En un mundo donde parecía que todo estaba perdido, siempre surgía algo que volvía a encender la llama de la esperanza. A lo largo de unos dos mil años, la humanidad había tropezado una y otra vez, pero siempre anhelaba un cambio. Sabían que la solución estaba en su conciencia, en superar la indiferencia y en reconocer que no había una única verdad.
Había quienes pensaban de manera diferente, quienes veían el mundo desde otra perspectiva. No estaban ni más allá ni más acá, eran como todos los demás, y lo único que faltaba era unirse.

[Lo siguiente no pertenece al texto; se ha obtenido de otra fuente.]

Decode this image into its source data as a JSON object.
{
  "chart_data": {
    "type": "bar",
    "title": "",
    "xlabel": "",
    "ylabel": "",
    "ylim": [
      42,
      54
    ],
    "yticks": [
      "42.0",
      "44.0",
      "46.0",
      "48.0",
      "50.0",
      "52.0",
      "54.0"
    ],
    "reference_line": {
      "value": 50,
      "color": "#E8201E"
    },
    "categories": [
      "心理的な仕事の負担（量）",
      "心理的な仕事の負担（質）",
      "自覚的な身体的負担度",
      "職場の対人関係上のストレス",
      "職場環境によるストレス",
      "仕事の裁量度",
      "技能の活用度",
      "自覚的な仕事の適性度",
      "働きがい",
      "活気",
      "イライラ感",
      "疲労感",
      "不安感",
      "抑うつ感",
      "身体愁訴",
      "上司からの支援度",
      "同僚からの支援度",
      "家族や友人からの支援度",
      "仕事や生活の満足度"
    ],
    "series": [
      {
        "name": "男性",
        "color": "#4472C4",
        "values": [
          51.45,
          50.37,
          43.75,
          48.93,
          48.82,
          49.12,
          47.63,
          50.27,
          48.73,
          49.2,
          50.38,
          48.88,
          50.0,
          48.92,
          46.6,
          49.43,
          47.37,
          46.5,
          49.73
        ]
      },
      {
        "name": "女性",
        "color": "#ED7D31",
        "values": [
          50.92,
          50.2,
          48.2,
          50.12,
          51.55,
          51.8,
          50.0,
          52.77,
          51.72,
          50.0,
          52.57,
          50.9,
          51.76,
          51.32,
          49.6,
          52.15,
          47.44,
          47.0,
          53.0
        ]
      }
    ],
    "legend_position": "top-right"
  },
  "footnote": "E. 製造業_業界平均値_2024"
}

En los campos, cientos de miles de personas se habían convertido en víctimas invisibles. El desempleo, los monocultivos, las fumigaciones y la devastación ecológica impulsada por un capitalismo voraz los habían obligado a abandonar sus tierras y culturas regionales. Eran víctimas del consumismo, de las grandes corporaciones y de los cultivos destinados a llenar los tanques de automóviles en lugar de alimentar a los hambrientos.
La sociedad se estaba acostumbrando a la muerte, a la protesta, al asalto y al placer de aquellos que no respetaban la vida. Las marchas silenciosas y los pedidos de justicia se habían vuelto parte de la rutina, un calvario que parecía no tener fin.
El mercado regulaba todo, pero este mercado estaba controlado por las grandes corporaciones, y todos eran víctimas de su poder. Se dieron cuenta de que todos eran necesarios para todos, que la existencia del otro era vital para un futuro mejor.
Las hermanas y hermanos latinoamericanos comprendieron que debían unirse para generar alternativas de cambio y mantener la esperanza de un nuevo comienzo. La primera medida era detener la catástrofe ecológica que causaba miles de muertes y desplazamientos debido a inundaciones, sequías, terremotos y más. Las deforestaciones, los monocultivos, la contaminación de los ríos y la minería estaban devastando la tierra.
Entendieron que las grandes corporaciones no resolverían el hambre de los pueblos; no era su objetivo. Necesitaban a los pueblos empobrecidos para su beneficio, y estaban dispuestas a explotarlos al máximo.
La solución estaba en volver a los mercados locales, a la producción comunitaria, a repoblar el campo y redistribuir la población. Debían cultivar variedades adecuadas a cada suelo y evitar las cadenas de enfriamiento que consumían energía y beneficiaban a los monopolios.
El futuro estaba en sus manos, y debían tomarlo con valentía. Negarse a hacerlo era negar su propia existencia y la oportunidad de un mundo más saludable, justo y sostenible para sus hijos.
Debían crecer a partir de las diferencias y avanzar desde las coincidencias, con la convicción de que todos eran necesarios para todos. Así, juntos, podían construir un mundo mejor.